The future of Haro Woods will soon be up to Saanich residents.
While councillors this week gave their approval to a land swap with the Capital Regional District, Mayor Frank Leonard says it’ll be up to the public to provide input on how the urban forest is best protected.
“This does not have to be looked after by (Saanich parks staff),” he said. “It could have a much closer relationship with the residents of Cadboro Bay and Gordon Head.”
He offered ideas like a Friends of Haro Woods Society or a Haro Woods stewardship, which could oversee the site according to the neighbourhood’s wishes.
Haro Woods covers three properties currently owned by Saanich, the CRD and the University of Victoria.
As part of the $7.2-million deal, the CRD will receive 1.56 hectares of Saanich’s land to install underground attenuation tanks. They’re purpose is to temporarily store wastewater flows during storms and prevent downstream overflows.

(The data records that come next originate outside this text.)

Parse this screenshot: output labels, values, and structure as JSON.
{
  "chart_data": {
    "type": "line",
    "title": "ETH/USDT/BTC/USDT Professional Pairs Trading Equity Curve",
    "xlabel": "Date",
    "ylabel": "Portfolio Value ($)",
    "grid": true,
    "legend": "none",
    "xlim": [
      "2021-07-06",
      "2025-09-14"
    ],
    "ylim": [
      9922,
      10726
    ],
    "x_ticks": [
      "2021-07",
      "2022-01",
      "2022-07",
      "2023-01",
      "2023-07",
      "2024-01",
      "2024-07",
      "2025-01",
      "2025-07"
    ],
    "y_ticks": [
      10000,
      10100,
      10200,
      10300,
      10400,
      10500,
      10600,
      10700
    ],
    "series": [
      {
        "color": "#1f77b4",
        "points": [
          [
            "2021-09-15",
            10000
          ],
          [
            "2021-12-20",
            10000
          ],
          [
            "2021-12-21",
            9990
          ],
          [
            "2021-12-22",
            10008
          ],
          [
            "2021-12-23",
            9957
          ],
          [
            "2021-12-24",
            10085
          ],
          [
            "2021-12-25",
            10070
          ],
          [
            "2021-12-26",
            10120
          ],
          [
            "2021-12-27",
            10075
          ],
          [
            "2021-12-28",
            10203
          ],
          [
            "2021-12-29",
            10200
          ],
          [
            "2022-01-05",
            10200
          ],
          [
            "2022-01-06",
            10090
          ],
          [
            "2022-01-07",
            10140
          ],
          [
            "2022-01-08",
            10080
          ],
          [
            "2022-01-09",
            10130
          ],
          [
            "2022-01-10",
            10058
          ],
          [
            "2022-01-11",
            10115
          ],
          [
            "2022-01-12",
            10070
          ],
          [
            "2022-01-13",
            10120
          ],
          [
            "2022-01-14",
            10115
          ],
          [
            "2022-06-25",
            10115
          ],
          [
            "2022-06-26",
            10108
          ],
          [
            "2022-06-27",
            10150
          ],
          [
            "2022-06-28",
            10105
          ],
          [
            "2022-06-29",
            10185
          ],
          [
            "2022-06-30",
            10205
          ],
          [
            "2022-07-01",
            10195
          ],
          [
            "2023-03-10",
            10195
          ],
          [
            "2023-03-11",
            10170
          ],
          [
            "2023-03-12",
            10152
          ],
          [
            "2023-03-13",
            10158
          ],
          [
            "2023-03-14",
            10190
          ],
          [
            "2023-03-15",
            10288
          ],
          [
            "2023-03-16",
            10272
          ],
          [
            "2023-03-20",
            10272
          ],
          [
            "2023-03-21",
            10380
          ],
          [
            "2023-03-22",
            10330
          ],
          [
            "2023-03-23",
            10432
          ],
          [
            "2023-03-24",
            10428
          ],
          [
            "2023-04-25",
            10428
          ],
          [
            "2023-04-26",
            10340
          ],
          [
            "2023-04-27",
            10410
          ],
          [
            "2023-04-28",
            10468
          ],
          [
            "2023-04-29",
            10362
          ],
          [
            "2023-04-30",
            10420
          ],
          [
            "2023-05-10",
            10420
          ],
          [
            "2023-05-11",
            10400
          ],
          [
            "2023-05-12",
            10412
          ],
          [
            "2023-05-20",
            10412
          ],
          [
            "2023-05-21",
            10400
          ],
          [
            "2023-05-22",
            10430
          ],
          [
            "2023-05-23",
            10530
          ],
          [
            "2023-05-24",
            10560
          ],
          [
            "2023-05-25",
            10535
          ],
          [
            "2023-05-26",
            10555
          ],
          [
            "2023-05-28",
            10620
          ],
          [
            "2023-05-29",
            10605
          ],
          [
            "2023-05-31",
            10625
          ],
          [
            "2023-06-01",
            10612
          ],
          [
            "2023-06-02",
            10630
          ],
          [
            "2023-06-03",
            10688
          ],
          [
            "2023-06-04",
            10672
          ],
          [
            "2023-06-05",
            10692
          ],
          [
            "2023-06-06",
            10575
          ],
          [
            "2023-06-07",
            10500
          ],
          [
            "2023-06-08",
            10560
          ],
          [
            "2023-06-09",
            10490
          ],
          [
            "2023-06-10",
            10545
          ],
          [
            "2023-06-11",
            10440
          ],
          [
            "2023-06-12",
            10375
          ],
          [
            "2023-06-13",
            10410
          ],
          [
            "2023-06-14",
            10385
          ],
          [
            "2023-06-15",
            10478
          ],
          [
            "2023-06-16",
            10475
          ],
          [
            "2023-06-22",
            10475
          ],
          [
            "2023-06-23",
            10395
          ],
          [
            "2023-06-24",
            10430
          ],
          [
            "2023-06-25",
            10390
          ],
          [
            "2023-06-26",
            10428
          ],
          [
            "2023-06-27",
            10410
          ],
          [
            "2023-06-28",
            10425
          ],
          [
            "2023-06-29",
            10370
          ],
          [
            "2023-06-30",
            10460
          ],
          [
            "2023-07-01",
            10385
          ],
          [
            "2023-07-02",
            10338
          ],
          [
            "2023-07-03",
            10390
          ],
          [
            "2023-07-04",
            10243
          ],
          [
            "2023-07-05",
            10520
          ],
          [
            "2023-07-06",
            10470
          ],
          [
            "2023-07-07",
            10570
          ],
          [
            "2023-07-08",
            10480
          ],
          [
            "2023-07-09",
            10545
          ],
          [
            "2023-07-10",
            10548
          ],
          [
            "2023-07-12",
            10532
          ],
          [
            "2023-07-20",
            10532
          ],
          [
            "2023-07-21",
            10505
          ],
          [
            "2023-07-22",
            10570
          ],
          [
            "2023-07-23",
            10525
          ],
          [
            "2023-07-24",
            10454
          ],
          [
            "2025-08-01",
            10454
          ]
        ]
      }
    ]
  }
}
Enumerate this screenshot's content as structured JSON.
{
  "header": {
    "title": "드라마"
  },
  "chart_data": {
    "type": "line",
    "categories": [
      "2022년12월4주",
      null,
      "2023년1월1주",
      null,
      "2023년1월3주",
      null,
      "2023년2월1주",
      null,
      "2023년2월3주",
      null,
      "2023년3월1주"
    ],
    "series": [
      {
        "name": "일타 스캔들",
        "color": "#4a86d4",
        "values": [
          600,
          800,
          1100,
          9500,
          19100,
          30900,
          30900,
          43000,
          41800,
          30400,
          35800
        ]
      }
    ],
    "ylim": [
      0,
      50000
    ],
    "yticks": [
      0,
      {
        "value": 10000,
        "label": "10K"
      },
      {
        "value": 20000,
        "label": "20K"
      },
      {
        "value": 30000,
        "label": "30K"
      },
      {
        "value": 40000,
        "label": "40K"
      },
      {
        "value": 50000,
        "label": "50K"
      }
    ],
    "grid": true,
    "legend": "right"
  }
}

This parcel of land already has sanitary infrastructure on it.
The existing CRD land will become a possession of Saanich.
The CRD board is expected to approve the deal Nov. 9. The public has the opportunity at that time to speak on the land exchange.
Rezoning the different parcels of land – to woodland and utility zoning – requires going before council, during which the public will also be able to provide input.
As well, consultation will occur with area residents on how to best go about protecting and maintaining the land.
If rezoning is approved, and the deal is completed, 96 per cent of Haro Woods will be protected woodland.
“This agreement is as close to a win-win as you can get,” Leonard said.
The deal also includes additional selling of Saanich land (near Hartland landfill) to the CRD, and $1.48 million in cash, which would come from Saanich’s park acquisition fund over eight years.
“All of us knew years ago this was the kind of solution we wanted to come up with,” said Coun. Susan Brice, acknowledging Haro Woods protection has been a goal for council and neighbours for two decades. “There’s always been one vision for Haro Woods, and that is to protect it.”